新選組と最強子供剣士

土方と山南が、芹沢さんと斬り合っている。


「っ‥‥‥くそっ!」


言葉に出来ない感情が湧き上がってき、壁を殴りつけた。


自分は何をしているんだ。


覚悟が足りなかったのか?


今更、今更‥‥‥!


沖田が平山をの首を落とした時、原田は思ってしまった。


(どうして斬れたのか)と。


『皆、自分の正義だけを信じてるんだ。

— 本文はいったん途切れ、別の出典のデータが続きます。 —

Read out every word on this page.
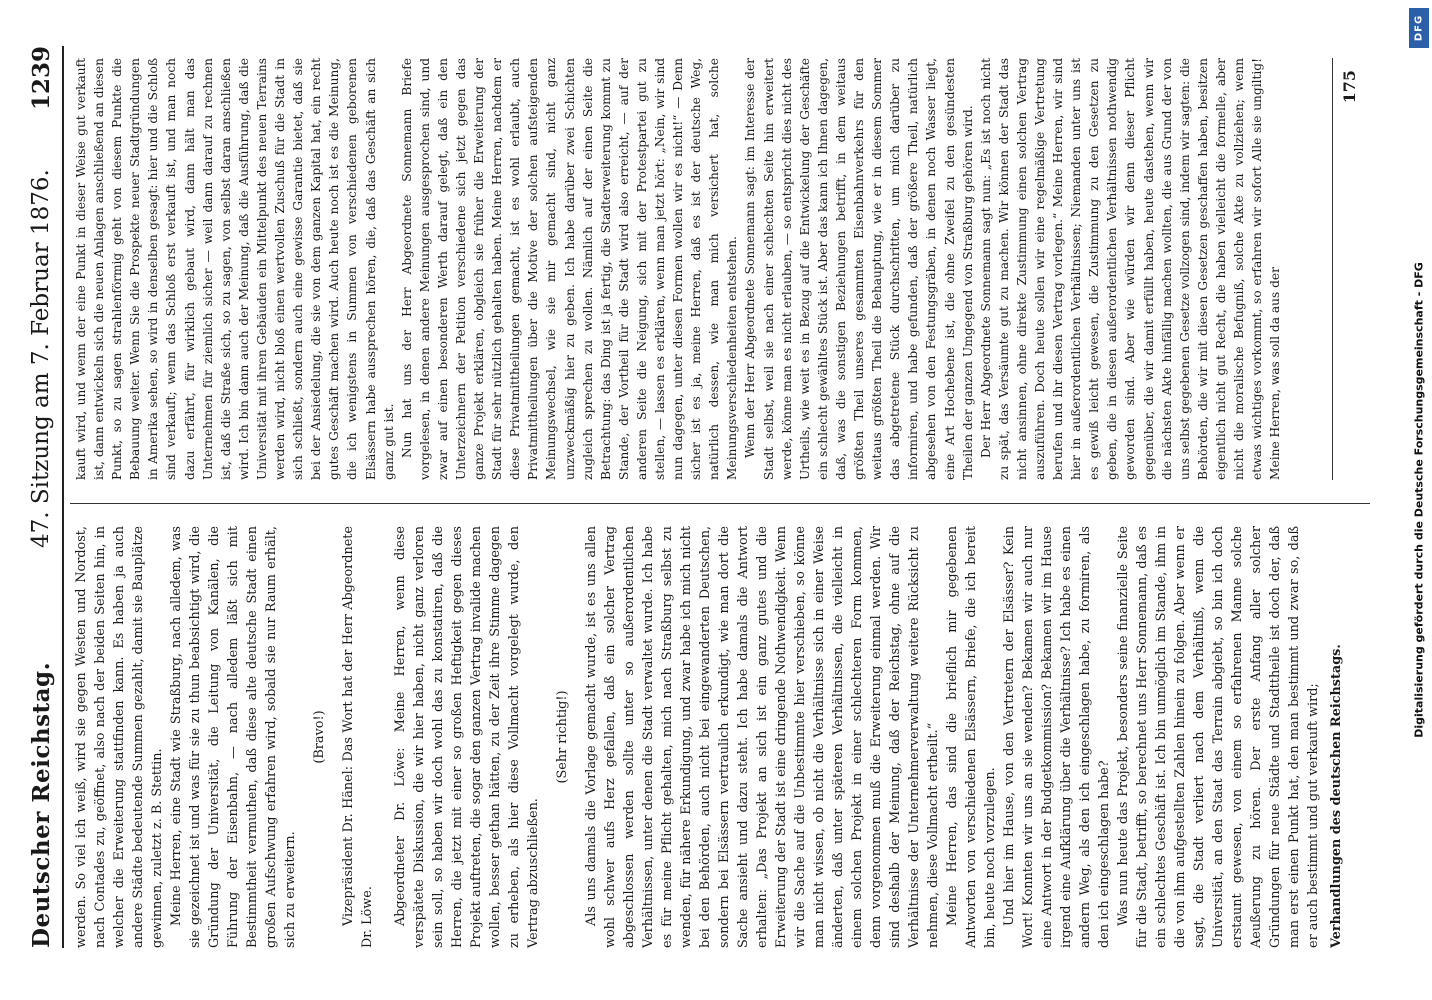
Deutscher Reichstag.
47. Sitzung am 7. Februar 1876.
1239

werden. So viel ich weiß, wird sie gegen Westen und Nordost, nach Contades zu, geöffnet, also nach der beiden Seiten hin, in welcher die Erweiterung stattfinden kann. Es haben ja auch andere Städte bedeutende Summen gezahlt, damit sie Bauplätze gewinnen, zuletzt z. B. Stettin. Meine Herren, eine Stadt wie Straßburg, nach alledem, was sie gezeichnet ist und was für sie zu thun beabsichtigt wird, die Gründung der Universität, die Leitung von Kanälen, die Führung der Eisenbahn, — nach alledem läßt sich mit Bestimmtheit vermuthen, daß diese alte deutsche Stadt einen großen Aufschwung erfahren wird, sobald sie nur Raum erhält, sich zu erweitern.

(Bravo!) Vizepräsident Dr. Hänel: Das Wort hat der Herr Abgeordnete Dr. Löwe. Abgeordneter Dr. Löwe: Meine Herren, wenn diese verspätete Diskussion, die wir hier haben, nicht ganz verloren sein soll, so haben wir doch wohl das zu konstatiren, daß die Herren, die jetzt mit einer so großen Heftigkeit gegen dieses Projekt auftreten, die sogar den ganzen Vertrag invalide machen wollen, besser gethan hätten, zu der Zeit ihre Stimme dagegen zu erheben, als hier diese Vollmacht vorgelegt wurde, den Vertrag abzuschließen.

(Sehr richtig!) Als uns damals die Vorlage gemacht wurde, ist es uns allen wohl schwer aufs Herz gefallen, daß ein solcher Vertrag abgeschlossen werden sollte unter so außerordentlichen Verhältnissen, unter denen die Stadt verwaltet wurde. Ich habe es für meine Pflicht gehalten, mich nach Straßburg selbst zu wenden, für nähere Erkundigung, und zwar habe ich mich nicht bei den Behörden, auch nicht bei eingewanderten Deutschen, sondern bei Elsässern vertraulich erkundigt, wie man dort die Sache ansieht und dazu steht. Ich habe damals die Antwort erhalten: „Das Projekt an sich ist ein ganz gutes und die Erweiterung der Stadt ist eine dringende Nothwendigkeit. Wenn wir die Sache auf die Unbestimmte hier verschieben, so könne man nicht wissen, ob nicht die Verhältnisse sich in einer Weise änderten, daß unter späteren Verhältnissen, die vielleicht in einem solchen Projekt in einer schlechteren Form kommen, denn vorgenommen muß die Erweiterung einmal werden. Wir sind deshalb der Meinung, daß der Reichstag, ohne auf die Verhältnisse der Unternehmerverwaltung weitere Rücksicht zu nehmen, diese Vollmacht ertheilt.“ Meine Herren, das sind die brieflich mir gegebenen Antworten von verschiedenen Elsässern, Briefe, die ich bereit bin, heute noch vorzulegen. Und hier im Hause, von den Vertretern der Elsässer? Kein Wort! Konnten wir uns an sie wenden? Bekamen wir auch nur eine Antwort in der Budgetkommission? Bekamen wir im Hause irgend eine Aufklärung über die Verhältnisse? Ich habe es einen andern Weg, als den ich eingeschlagen habe, zu formiren, als den ich eingeschlagen habe? Was nun heute das Projekt, besonders seine finanzielle Seite für die Stadt, betrifft, so berechnet uns Herr Sonnemann, daß es ein schlechtes Geschäft ist. Ich bin unmöglich im Stande, ihm in die von ihm aufgestellten Zahlen hinein zu folgen. Aber wenn er sagt, die Stadt verliert nach dem Verhältniß, wenn die Universität, an den Staat das Terrain abgiebt, so bin ich doch erstaunt gewesen, von einem so erfahrenen Manne solche Aeußerung zu hören. Der erste Anfang aller solcher Gründungen für neue Städte und Stadttheile ist doch der, daß man erst einen Punkt hat, den man bestimmt und zwar so, daß er auch bestimmt und gut verkauft wird; Verhandlungen des deutschen Reichstags.

kauft wird, und wenn der eine Punkt in dieser Weise gut verkauft ist, dann entwickeln sich die neuen Anlagen anschließend an diesen Punkt, so zu sagen strahlenförmig geht von diesem Punkte die Bebauung weiter. Wenn Sie die Prospekte neuer Stadtgründungen in Amerika sehen, so wird in denselben gesagt: hier und die Schloß sind verkauft; wenn das Schloß erst verkauft ist, und man noch dazu erfährt, für wirklich gebaut wird, dann hält man das Unternehmen für ziemlich sicher — weil dann darauf zu rechnen ist, daß die Straße sich, so zu sagen, von selbst daran anschließen wird. Ich bin dann auch der Meinung, daß die Ausführung, daß die Universität mit ihren Gebäuden ein Mittelpunkt des neuen Terrains werden wird, nicht bloß einen wertvollen Zuschuß für die Stadt in sich schließt, sondern auch eine gewisse Garantie bietet, daß sie bei der Ansiedelung, die sie von dem ganzen Kapital hat, ein recht gutes Geschäft machen wird. Auch heute noch ist es die Meinung, die ich wenigstens in Summen von verschiedenen geborenen Elsässern habe aussprechen hören, die, daß das Geschäft an sich ganz gut ist. Nun hat uns der Herr Abgeordnete Sonnemann Briefe vorgelesen, in denen andere Meinungen ausgesprochen sind, und zwar auf einen besonderen Werth darauf gelegt, daß ein den Unterzeichnern der Petition verschiedene sich jetzt gegen das ganze Projekt erklären, obgleich sie früher die Erweiterung der Stadt für sehr nützlich gehalten haben. Meine Herren, nachdem er diese Privatmittheilungen gemacht, ist es wohl erlaubt, auch Privatmittheilungen über die Motive der solchen aufsteigenden Meinungswechsel, wie sie mir gemacht sind, nicht ganz unzweckmäßig hier zu geben. Ich habe darüber zwei Schichten zugleich sprechen zu wollen. Nämlich auf der einen Seite die Betrachtung: das Ding ist ja fertig, die Stadterweiterung kommt zu Stande, der Vortheil für die Stadt wird also erreicht, — auf der anderen Seite die Neigung, sich mit der Protestpartei gut zu stellen, — lassen es erklären, wenn man jetzt hört: „Nein, wir sind nun dagegen, unter diesen Formen wollen wir es nicht!“ — Denn sicher ist es ja, meine Herren, daß es ist der deutsche Weg, natürlich dessen, wie man mich versichert hat, solche Meinungsverschiedenheiten entstehen. Wenn der Herr Abgeordnete Sonnemann sagt: im Interesse der Stadt selbst, weil sie nach einer schlechten Seite hin erweitert werde, könne man es nicht erlauben, — so entspricht dies nicht des Urtheils, wie weit es in Bezug auf die Entwickelung der Geschäfte ein schlecht gewähltes Stück ist. Aber das kann ich Ihnen dagegen, daß, was die sonstigen Beziehungen betrifft, in dem weitaus größten Theil unseres gesammten Eisenbahnverkehrs für den weitaus größten Theil die Behauptung, wie er in diesem Sommer das abgetretene Stück durchschritten, um mich darüber zu informiren, und habe gefunden, daß der größere Theil, natürlich abgesehen von den Festungsgräben, in denen noch Wasser liegt, eine Art Hochebene ist, die ohne Zweifel zu den gesündesten Theilen der ganzen Umgegend von Straßburg gehören wird. Der Herr Abgeordnete Sonnemann sagt nun: „Es ist noch nicht zu spät, das Versäumte gut zu machen. Wir können der Stadt das nicht ansinnen, ohne direkte Zustimmung einen solchen Vertrag auszuführen. Doch heute sollen wir eine regelmäßige Vertretung berufen und ihr diesen Vertrag vorlegen.“ Meine Herren, wir sind hier in außerordentlichen Verhältnissen; Niemanden unter uns ist es gewiß leicht gewesen, die Zustimmung zu den Gesetzen zu geben, die in diesen außerordentlichen Verhältnissen nothwendig geworden sind. Aber wie würden wir denn dieser Pflicht gegenüber, die wir damit erfüllt haben, heute dastehen, wenn wir die nächsten Akte hinfällig machen wollten, die aus Grund der von uns selbst gegebenen Gesetze vollzogen sind, indem wir sagten: die Behörden, die wir mit diesen Gesetzen geschaffen haben, besitzen eigentlich nicht gut Recht, die haben vielleicht die formelle, aber nicht die moralische Befugniß, solche Akte zu vollziehen; wenn etwas wichtiges vorkommt, so erfahren wir sofort Alle sie ungiltig! Meine Herren, was soll da aus der

175
DFG
Digitalisierung gefördert durch die Deutsche Forschungsgemeinschaft - DFG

完璧にいい人なんて分からないよ』


「っ!」


不意に、剣壱の言葉が頭をよぎった。


その瞬間、刀を強く握りしめ、大雨の中に身を投げ出した。


全力で走り、立花の後を追う。


『仲間をどうやったら簡単に殺せる?そんなこと、出来るわけないじゃん』


自分は何も見えていなかったのか?


沖田が平山を斬った時の顔は‥‥‥


簡単に斬れたはずがない。


『裏切ったって、固い意志や決意があったって1回でも仲間だって認識しちゃったら、もう遅い。無理だよ』


そうだ、簡単に殺せたはずがない。


なぜなら、沖田と平山は着いていく者は違えど同じ新選組の同士だ。


心というものは、簡単に割り切ってくれない。


『佐ノさんの優しさは長所だよ。辛いことでも引きずっていかなきゃ。背負う価値はある』


‥‥‥俺の優しさは長所。


だが、行き過ぎた長所は短所となる。


それが現状だ。


ここで失敗しては‥‥‥全てが終わる。


ああ〈背負う価値〉とはそういうことか。


背負わなければ、価値がなければ殺す必要すらないのだ。